Our buddy Elvis, or Mike Edwards if you will, is a low-rent crop-duster pilot, out one plane because of his partner Danny's gambling problem. Headed to Seattle to find work, Mike and Danny hit up the World's Fair where they meet a little girl, Sue Lin, and a big girl, a nurse named Diane. Mike falls for both, trying to smooth talk Diane (with the help of 11-year-old Kurt Russel who one year later would star in Guns of Diablo with Charles Bronson) while he feeds Sue Lin cotton candy.

Mike strikes out on the grown one, but when Sue Lin's uncle disappears, he takes it upon himself to care for her until he is found. Already seemingly aware of the clueless idiocy of horny males at the age of 6, Sue Lin fakes an illness so that Diane will see how "tender" Mike really is. We of course already know the truth of this because of the cloyingly saccharine kiddie-Rock-and-Roll songs he keeps warbling.

Danny meanwhile has cooked up a shady deal for the guys to get their plane back for flying some "cargo" to Canada, and calls Child Protective Services to free up Mike for the job. (In my mind, this move really seals the deal on Danny who’s been threatening to go full frat-boy the whole movie, and right now, all I want is for him to break his back and be paralyzed for life from the neck down.) That kooky Sue Lin, she's cooked up a deal too, a sexy deal to get Diane and Mike together after all. In the end they go off and apply for jobs as "space nurse and space pilot". I'm guessing that that works out about as much as the plot: paper-thin and laughably naive. Oh how the past reeks of desperate and heady optimism.

Visit Seattle Center and you too can smell the burning electrical wires in the same luxurious monorail car that once carried the late King.

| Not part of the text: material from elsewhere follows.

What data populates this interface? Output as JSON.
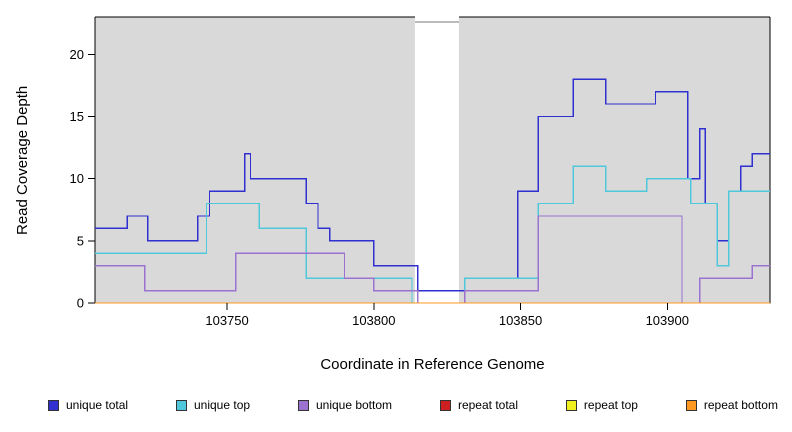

There is little more point to this than to legitimize the batter-dipped pan-fried hearty-ness of Mike's personality and his inevitable high-fructose, sing-song crystallization of the girl's and audiences sensibility. (Not to mention the socially distractive qualities of such flashy garbage). So thick, so incredibly thick that it cloys at the throat. All I needed to watch was one Elvis film to understand the decay and degradation of a public persona and the fickle, scummy, and fleeting surface fascination of the public.

Want my honest opinion? I can screech a love song or two myself, and if singing them to girls worked as fundamentally as it does for Elvis...well, that would be bad news for lots of people, least of all me.